Patisiran for Cardiomyopathy

Phase 3

Waitlist Available

Research Sponsored by Alnylam Pharmaceuticals

Eligibility Criteria Checklist

Specific guidelines that determine who can or cannot participate in a clinical trial

Must have

Medical history of heart failure with at least 1 prior hospitalization for heart failure, or current clinical evidence (signs and symptoms of heart failure)

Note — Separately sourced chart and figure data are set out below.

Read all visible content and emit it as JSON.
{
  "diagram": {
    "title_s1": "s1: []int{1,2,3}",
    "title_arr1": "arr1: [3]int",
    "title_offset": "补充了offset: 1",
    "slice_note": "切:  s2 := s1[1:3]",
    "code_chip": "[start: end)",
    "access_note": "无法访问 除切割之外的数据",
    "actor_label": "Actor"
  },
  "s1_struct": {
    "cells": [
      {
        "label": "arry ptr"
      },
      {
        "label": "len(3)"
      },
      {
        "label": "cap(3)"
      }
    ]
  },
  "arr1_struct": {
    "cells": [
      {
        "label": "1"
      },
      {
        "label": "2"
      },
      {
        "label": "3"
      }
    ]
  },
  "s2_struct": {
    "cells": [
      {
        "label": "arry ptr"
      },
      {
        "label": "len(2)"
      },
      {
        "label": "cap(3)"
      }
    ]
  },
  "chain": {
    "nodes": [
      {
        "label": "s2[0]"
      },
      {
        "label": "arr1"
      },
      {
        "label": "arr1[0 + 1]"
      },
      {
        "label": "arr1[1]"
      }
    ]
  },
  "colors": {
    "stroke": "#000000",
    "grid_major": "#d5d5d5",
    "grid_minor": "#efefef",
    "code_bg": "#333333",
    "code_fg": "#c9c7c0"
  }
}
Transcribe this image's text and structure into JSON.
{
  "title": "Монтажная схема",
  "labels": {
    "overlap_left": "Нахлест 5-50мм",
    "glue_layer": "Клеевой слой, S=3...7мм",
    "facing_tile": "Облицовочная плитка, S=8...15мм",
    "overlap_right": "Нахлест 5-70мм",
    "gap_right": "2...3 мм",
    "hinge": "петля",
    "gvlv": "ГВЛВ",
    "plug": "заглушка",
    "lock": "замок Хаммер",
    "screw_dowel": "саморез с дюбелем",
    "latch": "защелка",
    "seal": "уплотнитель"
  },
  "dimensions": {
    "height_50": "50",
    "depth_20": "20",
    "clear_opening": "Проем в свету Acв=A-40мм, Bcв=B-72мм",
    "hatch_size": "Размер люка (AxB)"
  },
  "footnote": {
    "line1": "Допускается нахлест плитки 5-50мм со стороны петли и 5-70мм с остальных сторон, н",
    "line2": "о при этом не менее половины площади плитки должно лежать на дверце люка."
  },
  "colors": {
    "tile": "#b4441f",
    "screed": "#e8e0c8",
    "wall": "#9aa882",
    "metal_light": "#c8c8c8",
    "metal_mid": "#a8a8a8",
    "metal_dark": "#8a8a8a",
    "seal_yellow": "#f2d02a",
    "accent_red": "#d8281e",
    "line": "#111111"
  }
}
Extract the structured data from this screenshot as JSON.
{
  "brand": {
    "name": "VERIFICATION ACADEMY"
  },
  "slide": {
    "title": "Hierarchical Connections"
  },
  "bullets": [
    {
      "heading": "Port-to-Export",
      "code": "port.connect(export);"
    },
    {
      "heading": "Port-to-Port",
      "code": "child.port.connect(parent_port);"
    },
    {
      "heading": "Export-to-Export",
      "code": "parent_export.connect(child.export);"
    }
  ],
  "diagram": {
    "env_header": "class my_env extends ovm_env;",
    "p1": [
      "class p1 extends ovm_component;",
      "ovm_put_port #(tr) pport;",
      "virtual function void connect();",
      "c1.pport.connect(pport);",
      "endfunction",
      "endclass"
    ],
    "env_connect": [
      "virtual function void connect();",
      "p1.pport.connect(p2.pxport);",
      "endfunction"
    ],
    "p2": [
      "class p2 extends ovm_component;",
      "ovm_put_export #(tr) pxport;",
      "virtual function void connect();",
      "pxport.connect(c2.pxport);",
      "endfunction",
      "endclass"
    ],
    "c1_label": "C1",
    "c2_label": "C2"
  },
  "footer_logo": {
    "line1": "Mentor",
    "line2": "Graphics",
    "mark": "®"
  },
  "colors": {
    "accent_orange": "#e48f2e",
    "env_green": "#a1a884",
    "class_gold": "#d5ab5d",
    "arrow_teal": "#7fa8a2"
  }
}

Able to complete ≥150 m on the 6-minute walk test

Must not have

New York Heart Association heart failure classification of III and at high risk

Neuropathy requiring cane or stick to walk, or is wheelchair bound

Timeline

Screening 3 weeks

Treatment Varies

Follow Up up to month 12

Awards & highlights

Pivotal Trial

Summary

This trial is testing a medication called patisiran. It aims to help people with a heart condition caused by abnormal protein buildup. The medication works by lowering the levels of these harmful proteins in the body. Patisiran has been shown to significantly reduce symptoms and improve quality of life in patients.

Who is the study for?

This trial is for adults with a heart condition called ATTR amyloidosis with cardiomyopathy. They should have had heart failure symptoms or hospitalization, be stable without recent cardiovascular hospitalizations, able to walk a short distance in 6 minutes, and not severely affected by other diseases like severe lung disease or arthritis. People who've had certain organ transplants or infections like hepatitis B/C or HIV can't join.

What is being tested?

The study tests the effectiveness and safety of Patisiran compared to a placebo in treating ATTR amyloidosis affecting the heart. Participants will either receive Patisiran or an inactive substance without knowing which one they're getting to see if there's an improvement in their heart condition.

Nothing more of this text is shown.